The 65mm throttle (for the few who may still be unaware) is not a straight bolt-on to the z22se inlet manifold.
Plenty has been written about the benefits and drawbacks of using a 65mm, and there are adapter plate photos from other members (from who's work I will crib when I get to that point.)
The 65mm throttle body weight is 0.986kg.

As a comparison the standard 58mm TB is 0.904kg. Please ignore the dissasembled nature of this TB - it's for a small idea I had.

Everyone likes a throttle butterfly modification - worth at least 1/10th of a horsepower - and the standard plate weighs in at a porky 0.061kg.
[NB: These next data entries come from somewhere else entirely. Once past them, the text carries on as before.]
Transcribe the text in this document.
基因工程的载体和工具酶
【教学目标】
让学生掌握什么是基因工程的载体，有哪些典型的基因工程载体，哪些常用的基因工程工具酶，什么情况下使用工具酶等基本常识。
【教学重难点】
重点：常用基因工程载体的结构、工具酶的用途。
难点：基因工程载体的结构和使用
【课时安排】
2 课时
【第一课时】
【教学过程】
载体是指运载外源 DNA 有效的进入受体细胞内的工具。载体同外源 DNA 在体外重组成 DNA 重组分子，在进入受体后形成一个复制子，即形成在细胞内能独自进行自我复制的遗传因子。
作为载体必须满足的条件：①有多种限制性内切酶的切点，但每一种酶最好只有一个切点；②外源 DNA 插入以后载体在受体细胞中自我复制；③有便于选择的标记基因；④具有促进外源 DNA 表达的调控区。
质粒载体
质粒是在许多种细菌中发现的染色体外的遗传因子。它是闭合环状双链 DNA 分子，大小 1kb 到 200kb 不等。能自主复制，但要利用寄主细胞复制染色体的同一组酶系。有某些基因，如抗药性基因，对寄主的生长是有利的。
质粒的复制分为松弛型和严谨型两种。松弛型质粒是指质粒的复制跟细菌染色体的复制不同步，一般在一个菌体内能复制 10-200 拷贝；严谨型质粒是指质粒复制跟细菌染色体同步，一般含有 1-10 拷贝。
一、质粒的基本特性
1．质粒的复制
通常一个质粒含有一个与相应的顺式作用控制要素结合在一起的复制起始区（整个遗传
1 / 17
I grit blasted it and then profiled the leading and trailing egdes - sharp (but not razor sharp as you won't get a seal on the venturi) on the leading edge and more slowly tapered on the trailing edge. The throttle shaft wake makes a sharp taper redundant and i'd rather not risk the plate not closing well.

That shaved 0.004kg from the plate to get it down to 0.057kg. Thats a 7% saving.

There is a serious point about reducing any rotating mass - the TB motor and return spring have to do work (opening and closing repectively) so less mass is less momentum and should open and close more quickly. I am perfectly happy to admit it will be as good as non-detectable, but I get satisfaction knowing it's (not) there.
Some general post-blasting shots (tape up the venturi, fuel vapour inlet and the electrical connector if you are going to blast).




Assembled and some material removed from non-essential areas as well as a reduction in areas of the butterfly shaft.

Final weight (the butterfly screws are on the scale) is 0.967kg, so still 0.063kg adrift of the 58mm I'm confident there is another 10g to be had, but the real mass is in the motor and throttle shaft.

Next jobs are to do the adapter plate, the wiring harness extension and the ECU code.